Essa hermenêutica bíblica entende que há sete dispensações na Bíblia: (1) a da Inocência, na qual Adão falha em suas tarefas de manter o Jardim do Éden, livre de pecado, e cede ao comer o fruto proibido; (2) a da Consciência, no qual o Homem deveria se comunicar com Deus por meio de sacrifícios de sangue, que não foram cumpridos por Caim (e outros) e trouxeram o homicídio ao mundo; (3) a do Governo Civil, no qual os humanos fracassaram em seguir a ordem divina de espalhar a população pelo planeta após o Dilúvio e decidiram, no lugar, construir a Torre de Babel; (4) a da Promessa, no qual o povo de Abraão deveria permanecer na Terra Prometida; (5) a do Quadro Legal, no qual o Homem era responsável por manter uma ordem jurídica justa, mas acabou levando à Crucificação injusta de Jesus Cristo; (6) a da Graça, na qual o Homem deve aceitar o caminho da Graça Divina e aqueles que o rejeitarem serão julgados com a segunda vinda de Cristo; e, por fim, (7) a dispensação do Milênio, na qual Jesus Cristo governará um reino de paz por mil anos, enquanto o Satanás permanece amarrado e a desobediência eliminada (RYRIE, 1995). Apesar de ser possível encontrar autores que discordem dessa divisão de sete dispensações, a tese de Ryrie é vastamente predominante. 

Ryrie (1995) exalta o caráter literal da hermenêutica bíblica proposta pelos dispensacionalistas. O autor ressalta como outras teorias, como a Teologia da Aliança (que será abordada em seções posteriores), se valem de interpretações não literais, marcadas por entendimentos subjetivos, que fogem à gramática. O autor defende que o dispensacionalismo é a única teologia que fornece um quadro consistente e objetivo de análise e leitura da Bíblia, por meio de sua interpretação literal; isso já prenuncia o caráter restritivo e limitante oferecido pelo dispensacionalismo para interpretação da realidade, dado que o texto bíblico deve ser interpretado sempre em sua literalidade.
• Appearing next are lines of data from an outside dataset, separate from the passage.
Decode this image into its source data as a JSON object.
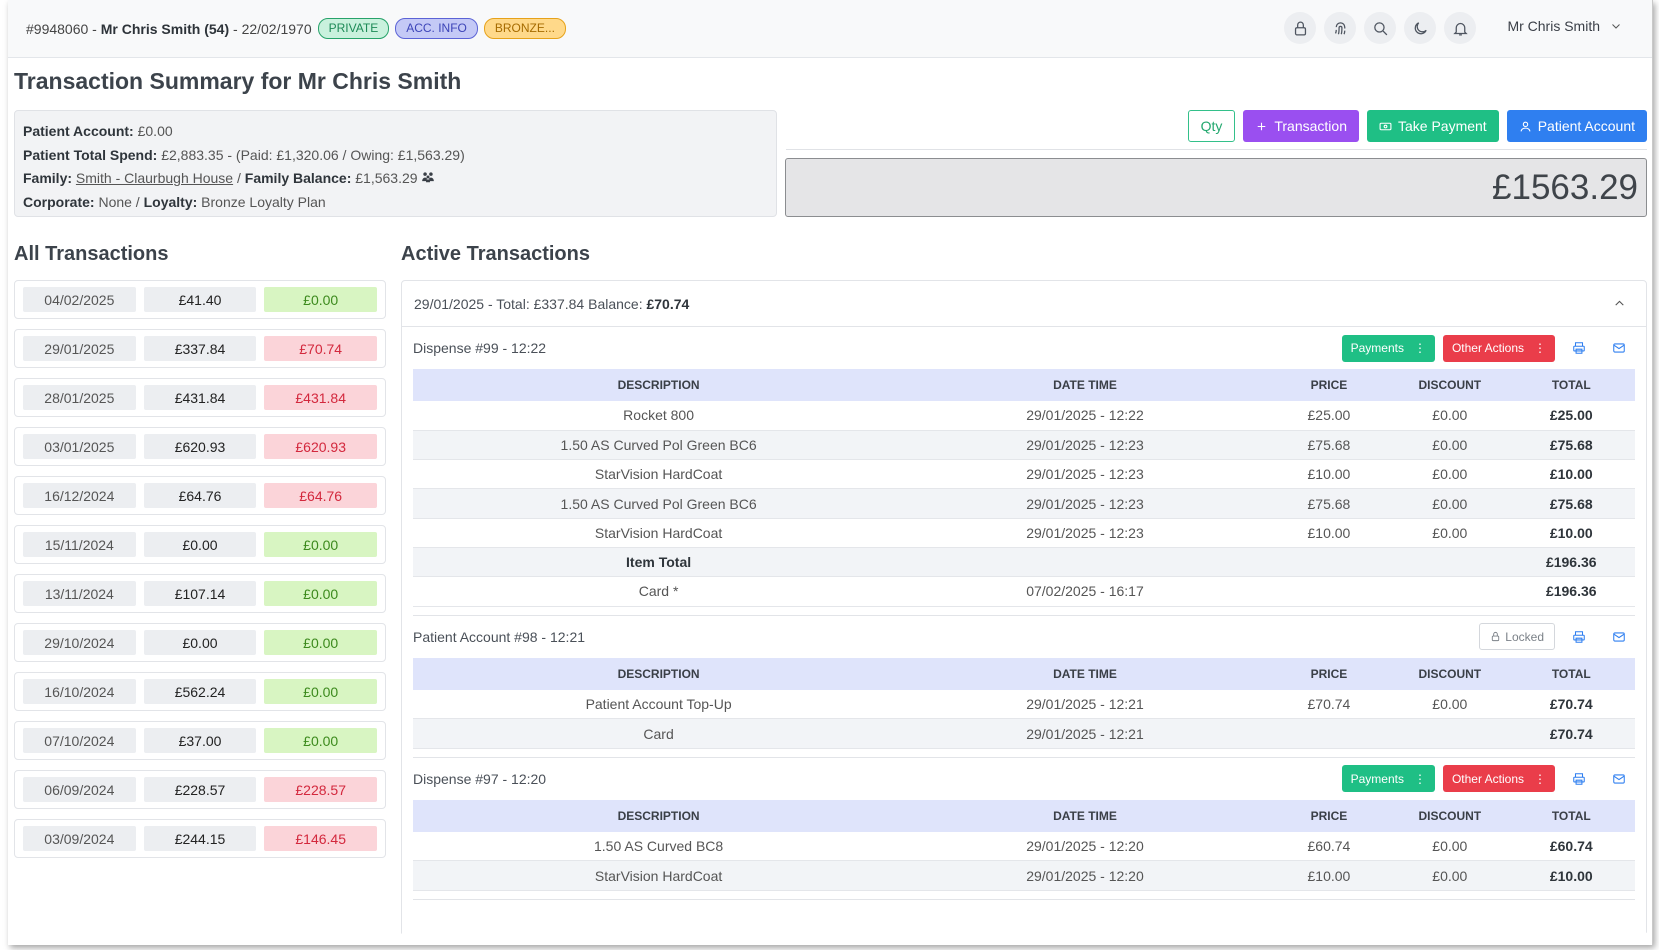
{
  "header": {
    "patient_id": "#9948060",
    "patient_name": "Mr Chris Smith (54)",
    "dob": "22/02/1970",
    "badges": [
      "PRIVATE",
      "ACC. INFO",
      "BRONZE..."
    ],
    "user_name": "Mr Chris Smith"
  },
  "page_title": "Transaction Summary for Mr Chris Smith",
  "info": {
    "patient_account_label": "Patient Account:",
    "patient_account_value": "£0.00",
    "total_spend_label": "Patient Total Spend:",
    "total_spend_value": "£2,883.35 - (Paid: £1,320.06 / Owing: £1,563.29)",
    "family_label": "Family:",
    "family_value": "Smith - Claurbugh House",
    "family_balance_label": "Family Balance:",
    "family_balance_value": "£1,563.29",
    "corporate_label": "Corporate:",
    "corporate_value": "None",
    "loyalty_label": "Loyalty:",
    "loyalty_value": "Bronze Loyalty Plan"
  },
  "actions": {
    "qty": "Qty",
    "transaction": "Transaction",
    "take_payment": "Take Payment",
    "patient_account": "Patient Account"
  },
  "balance": "£1563.29",
  "all_transactions": {
    "title": "All Transactions",
    "rows": [
      {
        "date": "04/02/2025",
        "amount": "£41.40",
        "balance": "£0.00",
        "status": "ok"
      },
      {
        "date": "29/01/2025",
        "amount": "£337.84",
        "balance": "£70.74",
        "status": "due"
      },
      {
        "date": "28/01/2025",
        "amount": "£431.84",
        "balance": "£431.84",
        "status": "due"
      },
      {
        "date": "03/01/2025",
        "amount": "£620.93",
        "balance": "£620.93",
        "status": "due"
      },
      {
        "date": "16/12/2024",
        "amount": "£64.76",
        "balance": "£64.76",
        "status": "due"
      },
      {
        "date": "15/11/2024",
        "amount": "£0.00",
        "balance": "£0.00",
        "status": "ok"
      },
      {
        "date": "13/11/2024",
        "amount": "£107.14",
        "balance": "£0.00",
        "status": "ok"
      },
      {
        "date": "29/10/2024",
        "amount": "£0.00",
        "balance": "£0.00",
        "status": "ok"
      },
      {
        "date": "16/10/2024",
        "amount": "£562.24",
        "balance": "£0.00",
        "status": "ok"
      },
      {
        "date": "07/10/2024",
        "amount": "£37.00",
        "balance": "£0.00",
        "status": "ok"
      },
      {
        "date": "06/09/2024",
        "amount": "£228.57",
        "balance": "£228.57",
        "status": "due"
      },
      {
        "date": "03/09/2024",
        "amount": "£244.15",
        "balance": "£146.45",
        "status": "due"
      }
    ]
  },
  "active": {
    "title": "Active Transactions",
    "summary_prefix": "29/01/2025 - Total: £337.84 Balance:",
    "summary_balance": "£70.74",
    "columns": [
      "DESCRIPTION",
      "DATE TIME",
      "PRICE",
      "DISCOUNT",
      "TOTAL"
    ],
    "payments_label": "Payments",
    "other_actions_label": "Other Actions",
    "locked_label": "Locked",
    "sections": [
      {
        "title": "Dispense #99 - 12:22",
        "kind": "dispense",
        "rows": [
          {
            "desc": "Rocket 800",
            "dt": "29/01/2025 - 12:22",
            "price": "£25.00",
            "disc": "£0.00",
            "total": "£25.00"
          },
          {
            "desc": "1.50 AS Curved Pol Green BC6",
            "dt": "29/01/2025 - 12:23",
            "price": "£75.68",
            "disc": "£0.00",
            "total": "£75.68"
          },
          {
            "desc": "StarVision HardCoat",
            "dt": "29/01/2025 - 12:23",
            "price": "£10.00",
            "disc": "£0.00",
            "total": "£10.00"
          },
          {
            "desc": "1.50 AS Curved Pol Green BC6",
            "dt": "29/01/2025 - 12:23",
            "price": "£75.68",
            "disc": "£0.00",
            "total": "£75.68"
          },
          {
            "desc": "StarVision HardCoat",
            "dt": "29/01/2025 - 12:23",
            "price": "£10.00",
            "disc": "£0.00",
            "total": "£10.00"
          },
          {
            "desc": "Item Total",
            "dt": "",
            "price": "",
            "disc": "",
            "total": "£196.36",
            "bold": true
          },
          {
            "desc": "Card *",
            "dt": "07/02/2025 - 16:17",
            "price": "",
            "disc": "",
            "total": "£196.36"
          }
        ]
      },
      {
        "title": "Patient Account #98 - 12:21",
        "kind": "locked",
        "rows": [
          {
            "desc": "Patient Account Top-Up",
            "dt": "29/01/2025 - 12:21",
            "price": "£70.74",
            "disc": "£0.00",
            "total": "£70.74"
          },
          {
            "desc": "Card",
            "dt": "29/01/2025 - 12:21",
            "price": "",
            "disc": "",
            "total": "£70.74"
          }
        ]
      },
      {
        "title": "Dispense #97 - 12:20",
        "kind": "dispense",
        "rows": [
          {
            "desc": "1.50 AS Curved BC8",
            "dt": "29/01/2025 - 12:20",
            "price": "£60.74",
            "disc": "£0.00",
            "total": "£60.74"
          },
          {
            "desc": "StarVision HardCoat",
            "dt": "29/01/2025 - 12:20",
            "price": "£10.00",
            "disc": "£0.00",
            "total": "£10.00"
          }
        ]
      }
    ]
  },
  "colors": {
    "green": "#1fbf85",
    "purple": "#9a4ff0",
    "blue": "#2f7ff0",
    "red": "#ea3d4a"
  }
}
À luz desse entendimento, um dispensacionalista entende que Jerusalém e, por consequência, Israel são os lugares dos quais Jesus Cristo governará seu reino de mil anos de paz após seu retorno e, em razão disso, devem ser protegidos, para que essa visão teológica profética possa concretizar-se. 

O dispensacionalismo forma o sionismo cristão norte-americano. Wachholz e Reinke (2020) compreendem que o processo de formação do sionismo cristão alimentado pelo dispensacionalismo tem forte impulso nos Estados Unidos da América por algumas razões: 
“É bastante possível que o dispensacionalismo tenha tido ampla aceitação [...] justamente pela sua defesa da Bíblia em uma época em que sua autoridade era questionada pelo modernismo teológico. Além disso, os dispensacionalistas defendiam que qualquer cristão podia ler e interpretar as Escrituras sem a necessidade dos especialistas da academia teológica (WEBER, 2005, p.36- 39). [...] Blackstone criou o mito fundador do sionismo cristão dos Estados Unidos da América ao combinar a crença messiânica com a história nacional no seu mais profundo senso patriótico: para ele, o Estado norte-americano deveria desempenhar papel que Ciro teve na restauração dos judeus a Sião, pois Deus teria escolhido os puritanos pela sua superioridade moral.” (WACHHOLZ; REINKE, 2020) 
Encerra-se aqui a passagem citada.